What is often thought of as a high-touch model though, is ineffective, not scalable and suffers from a low-information approach where customers know little about the company with which they interact, and the companies know less about their customers. Those person-to-person interactions may be friendly, but are often not as effective as they could be – and digital channels are rapidly overcoming those limitations with more effective, data-driven tools.
Fintech has reached a tipping point in this regard. Earlier digital models were less effective and less personalized, in fintech as well as in other consumer-facing industries, adhering mostly to rigid rules-based technology that may have solved 80 percent of the simplest interaction issues easily, but the remaining issues which required some level of personalization were left unsolved. The frustration consumers felt when their problems were not addressed by the rigid, rules-based menu was palpable, and caused an initial resistance to this type of automation.

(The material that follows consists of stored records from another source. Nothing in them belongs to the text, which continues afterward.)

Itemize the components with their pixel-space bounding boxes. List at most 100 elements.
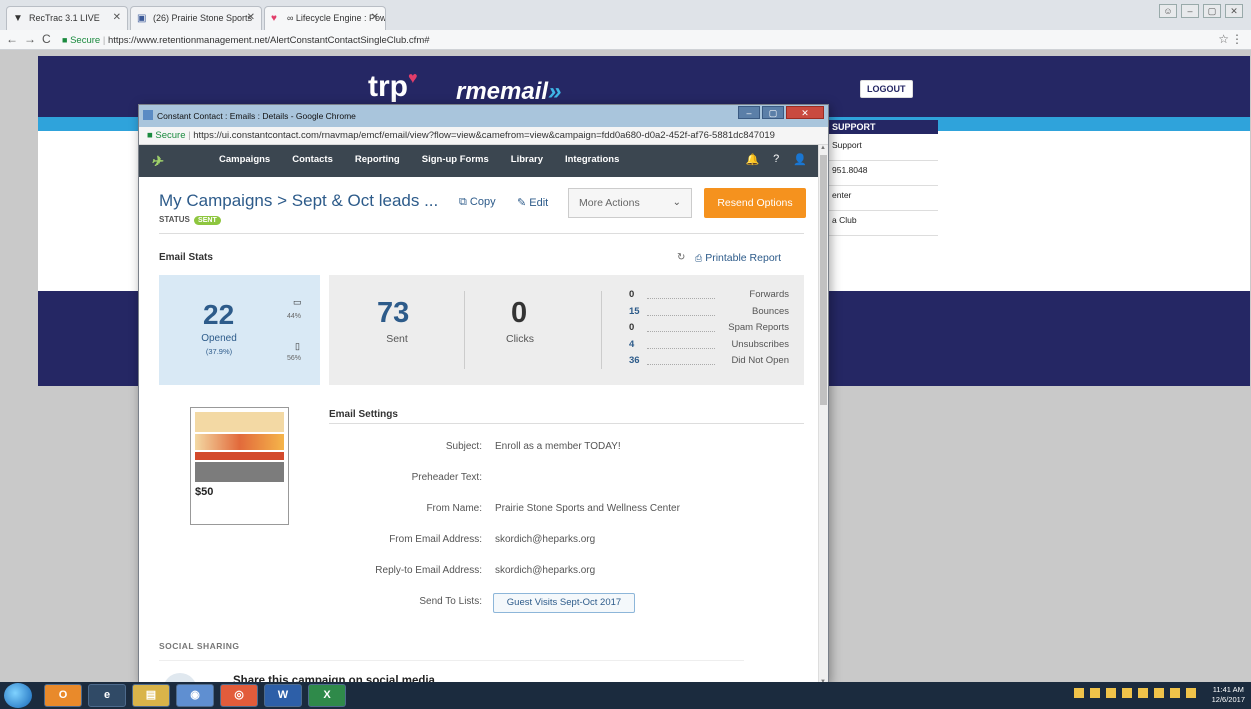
metric-bounces[interactable]: 15 Bounces — [629, 306, 789, 323]
more-actions-dropdown[interactable]: More Actions ⌄ — [568, 188, 692, 218]
metric-value: 0 — [629, 289, 635, 300]
internet-explorer-icon[interactable]: e — [88, 684, 126, 707]
file-explorer-icon[interactable]: ▤ — [132, 684, 170, 707]
support-tab[interactable]: SUPPORT — [828, 120, 938, 134]
metric-spam-reports[interactable]: 0 Spam Reports — [629, 322, 789, 339]
popup-scrollbar[interactable]: ▲ ▼ — [818, 145, 828, 683]
metric-label: Forwards — [749, 289, 789, 300]
tab-facebook[interactable]: ▣ (26) Prairie Stone Sports ✕ — [130, 6, 262, 30]
close-window-icon[interactable]: ✕ — [1225, 4, 1243, 18]
tray-icon[interactable] — [1154, 688, 1164, 698]
setting-label: From Email Address: — [389, 534, 482, 545]
restore-icon[interactable]: ▢ — [1203, 4, 1221, 18]
minimize-icon[interactable]: – — [738, 106, 760, 119]
constant-contact-logo-icon[interactable]: ✈ — [151, 153, 163, 170]
volume-icon[interactable] — [1186, 688, 1196, 698]
sent-stats-card: 73 Sent 0 Clicks 0 Forwards 15 Bounces 0… — [329, 275, 804, 385]
nav-integrations[interactable]: Integrations — [565, 154, 619, 165]
tray-icon[interactable] — [1090, 688, 1100, 698]
metric-unsubscribes[interactable]: 4 Unsubscribes — [629, 339, 789, 356]
resend-options-button[interactable]: Resend Options — [704, 188, 806, 218]
minimize-icon[interactable]: – — [1181, 4, 1199, 18]
outlook-app-icon[interactable]: O — [44, 684, 82, 707]
network-icon[interactable] — [1170, 688, 1180, 698]
close-window-icon[interactable]: ✕ — [786, 106, 824, 119]
printable-report-label: Printable Report — [705, 252, 782, 264]
metric-label: Unsubscribes — [731, 338, 789, 350]
nav-signup-forms[interactable]: Sign-up Forms — [422, 154, 489, 165]
menu-icon[interactable]: ⋮ — [1231, 32, 1243, 46]
excel-app-icon[interactable]: X — [308, 684, 346, 707]
edit-label: Edit — [529, 197, 549, 209]
nav-campaigns[interactable]: Campaigns — [219, 154, 270, 165]
metrics-list: 0 Forwards 15 Bounces 0 Spam Reports 4 U… — [629, 289, 789, 372]
printable-report-link[interactable]: ⎙ Printable Report — [695, 252, 781, 264]
user-icon[interactable]: ☺ — [1159, 4, 1177, 18]
thumbnail-stripe — [195, 452, 284, 460]
tray-icon[interactable] — [1074, 688, 1084, 698]
tray-icon[interactable] — [1106, 688, 1116, 698]
opened-percent: (37.9%) — [205, 347, 233, 356]
metric-value: 4 — [629, 338, 635, 350]
thumbnail-photo — [195, 462, 284, 482]
divider — [159, 233, 804, 234]
popup-url-text: https://ui.constantcontact.com/rnavmap/e… — [193, 130, 775, 141]
scroll-up-icon[interactable]: ▲ — [820, 145, 826, 151]
tray-icon[interactable] — [1122, 688, 1132, 698]
notifications-icon[interactable]: 🔔 — [745, 153, 759, 166]
setting-value: Prairie Stone Sports and Wellness Center — [495, 503, 680, 514]
close-icon[interactable]: ✕ — [113, 12, 121, 23]
scroll-thumb[interactable] — [820, 155, 827, 405]
chevron-down-icon: ⌄ — [672, 197, 681, 208]
setting-label: Subject: — [445, 441, 482, 452]
email-thumbnail[interactable]: $50 — [190, 407, 289, 525]
thumbnail-banner — [195, 434, 284, 450]
account-icon[interactable]: 👤 — [793, 153, 807, 166]
campaign-name: Sept & Oct leads ... — [291, 191, 439, 210]
back-icon[interactable]: ← — [6, 32, 18, 46]
thumbnail-price: $50 — [195, 486, 214, 498]
tray-icon[interactable] — [1138, 688, 1148, 698]
clock[interactable]: 11:41 AM 12/6/2017 — [1212, 685, 1245, 705]
start-button-icon[interactable] — [4, 683, 32, 708]
setting-subject: Subject: Enroll as a member TODAY! — [329, 441, 804, 459]
copy-icon: ⧉ — [459, 196, 467, 208]
tab-lifecycle[interactable]: ♥ ∞ Lifecycle Engine : Pow ✕ — [264, 6, 386, 30]
contact-list-chip[interactable]: Guest Visits Sept-Oct 2017 — [493, 593, 635, 613]
breadcrumb-my-campaigns[interactable]: My Campaigns — [159, 191, 272, 210]
clicks-count[interactable]: 0 — [511, 297, 527, 330]
close-icon[interactable]: ✕ — [371, 12, 379, 23]
metric-did-not-open[interactable]: 36 Did Not Open — [629, 355, 789, 372]
clicks-label: Clicks — [506, 333, 534, 345]
word-app-icon[interactable]: W — [264, 684, 302, 707]
forward-icon[interactable]: → — [24, 32, 36, 46]
sent-count[interactable]: 73 — [377, 297, 409, 330]
nav-reporting[interactable]: Reporting — [355, 154, 400, 165]
opened-stat-card[interactable]: 22 Opened (37.9%) ▭ 44% ▯ 56% — [159, 275, 320, 385]
bookmark-star-icon[interactable]: ☆ — [1218, 32, 1229, 46]
close-icon[interactable]: ✕ — [247, 12, 255, 23]
copy-button[interactable]: ⧉ Copy — [459, 196, 496, 209]
popup-url-bar[interactable]: ■ Secure | https://ui.constantcontact.co… — [139, 127, 828, 145]
metric-forwards[interactable]: 0 Forwards — [629, 289, 789, 306]
nav-library[interactable]: Library — [511, 154, 543, 165]
reload-icon[interactable]: C — [42, 32, 51, 46]
support-item[interactable]: a Club — [828, 211, 938, 236]
nav-contacts[interactable]: Contacts — [292, 154, 333, 165]
edit-button[interactable]: ✎ Edit — [517, 196, 548, 209]
maximize-icon[interactable]: ▢ — [762, 106, 784, 119]
support-item[interactable]: Support — [828, 136, 938, 161]
setting-label: From Name: — [426, 503, 482, 514]
chrome-app-icon[interactable]: ◉ — [176, 684, 214, 707]
facebook-favicon-icon: ▣ — [137, 13, 147, 24]
system-tray — [1074, 688, 1196, 698]
app-icon[interactable]: ◎ — [220, 684, 258, 707]
tab-rectrac[interactable]: ▼ RecTrac 3.1 LIVE ✕ — [6, 6, 128, 30]
printer-icon: ⎙ — [695, 253, 703, 263]
support-item[interactable]: enter — [828, 186, 938, 211]
logout-button[interactable]: LOGOUT — [860, 80, 913, 98]
url-input[interactable]: ■ Secure | https://www.retentionmanageme… — [62, 32, 1212, 48]
metric-value: 36 — [629, 355, 640, 367]
refresh-icon[interactable]: ↻ — [677, 252, 685, 263]
help-icon[interactable]: ? — [773, 153, 779, 166]
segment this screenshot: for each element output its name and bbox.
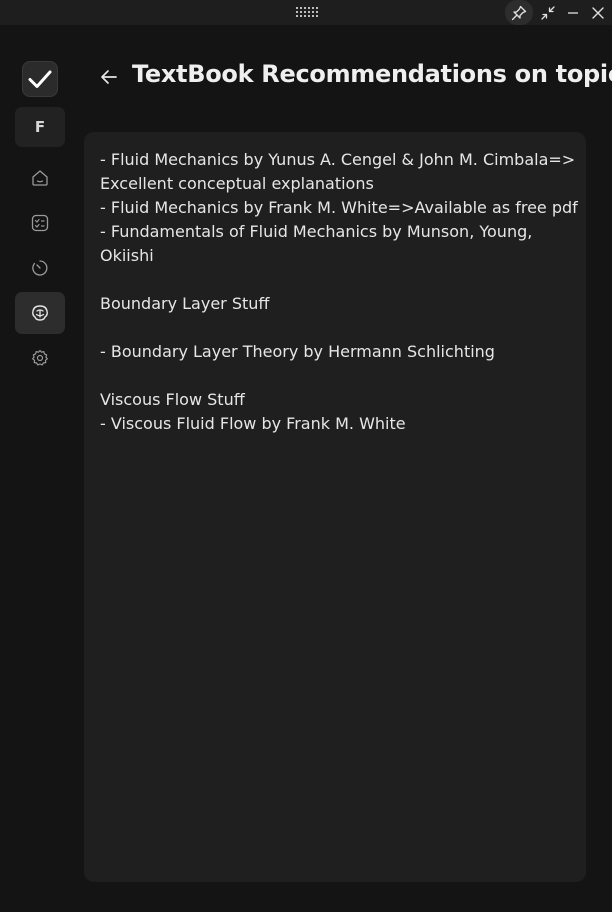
close-icon [592,6,604,19]
note-line: - Fluid Mechanics by Yunus A. Cengel & J… [100,150,576,169]
note-line: - Fluid Mechanics by Frank M. White=>Ava… [100,198,578,217]
arrow-left-icon [101,70,117,84]
home-icon [32,170,48,186]
note-line: - Fundamentals of Fluid Mechanics by Mun… [100,222,533,241]
note-content[interactable]: - Fluid Mechanics by Yunus A. Cengel & J… [100,148,578,436]
note-line: - Viscous Fluid Flow by Frank M. White [100,414,406,433]
note-line: Okiishi [100,246,154,265]
settings-icon [32,349,48,366]
minimize-button[interactable] [560,0,586,25]
window-titlebar[interactable] [0,0,612,25]
app-logo[interactable] [22,61,58,97]
sidebar-item-timer[interactable] [15,247,65,289]
pin-icon [511,5,527,20]
pin-button[interactable] [505,0,533,25]
drag-handle-icon[interactable] [296,6,318,18]
note-heading: Viscous Flow Stuff [100,390,245,409]
profile-initial: F [34,118,46,136]
minimize-icon [568,11,578,14]
sidebar-item-home[interactable] [15,157,65,199]
collapse-icon [541,5,555,20]
note-line: - Boundary Layer Theory by Hermann Schli… [100,342,495,361]
note-line [100,364,574,388]
page-title: TextBook Recommendations on topic [132,60,612,88]
timer-icon [32,260,48,276]
collapse-button[interactable] [535,0,561,25]
back-button[interactable] [96,64,122,90]
note-line [100,316,574,340]
note-heading: Boundary Layer Stuff [100,294,270,313]
checkmark-icon [28,70,52,88]
sidebar-item-ai[interactable] [15,292,65,334]
note-line: Excellent conceptual explanations [100,174,374,193]
checklist-icon [31,214,49,232]
note-line [100,268,574,292]
ai-brain-icon [32,305,48,321]
profile-avatar-button[interactable]: F [15,107,65,147]
close-button[interactable] [585,0,611,25]
sidebar-item-settings[interactable] [15,337,65,379]
sidebar-item-tasks[interactable] [15,202,65,244]
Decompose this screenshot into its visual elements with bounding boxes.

The tipping point now is that the underlying data and analytics has reached a level of sophistication where it can, in fact, be even more personal than the high-touch, face-to-face experience. At the retail level for example, analytics allows retailers – both brick-and-mortar and online – to understand at a very granular level which customers want what, when they want it, and what they are likely to want in the future.
Fintech applications are embracing the same level of virtualization of the personal experience, and with great success. For example, a credit card company, using data collection and analysis, may better understand not only what their customers want, but what drives their decisions and what actions are most likely to forge an emotional connection. One credit card company for example, found that customers wanted to feel better about themselves – and instead of simply offering rewards or teaser rates, realized that millennial customers in particular (the fastest growing demographic) were especially interested in environmental issues. As a result, the credit card issuer leveraged that emotion to issue one of the first credit cards in the industry which focused on environmental causes – where cardholders accrue rewards that, instead of being used to buy baseball caps and tee-shirts, could be converted to environmental charities. Through this simple innovation, customers were able to give back to the environment every time they used their cards – and as a result the issuer was able to forge a much more personal experience.
The high-touch model now being embraced by financial services firms has shifted towards that digital model – and the results have been beneficial for the institutions themselves, which are more profitable in an increasingly competitive environment; and beneficial for consumers, who are seeing offerings that resonate more directly with their desires and emotions.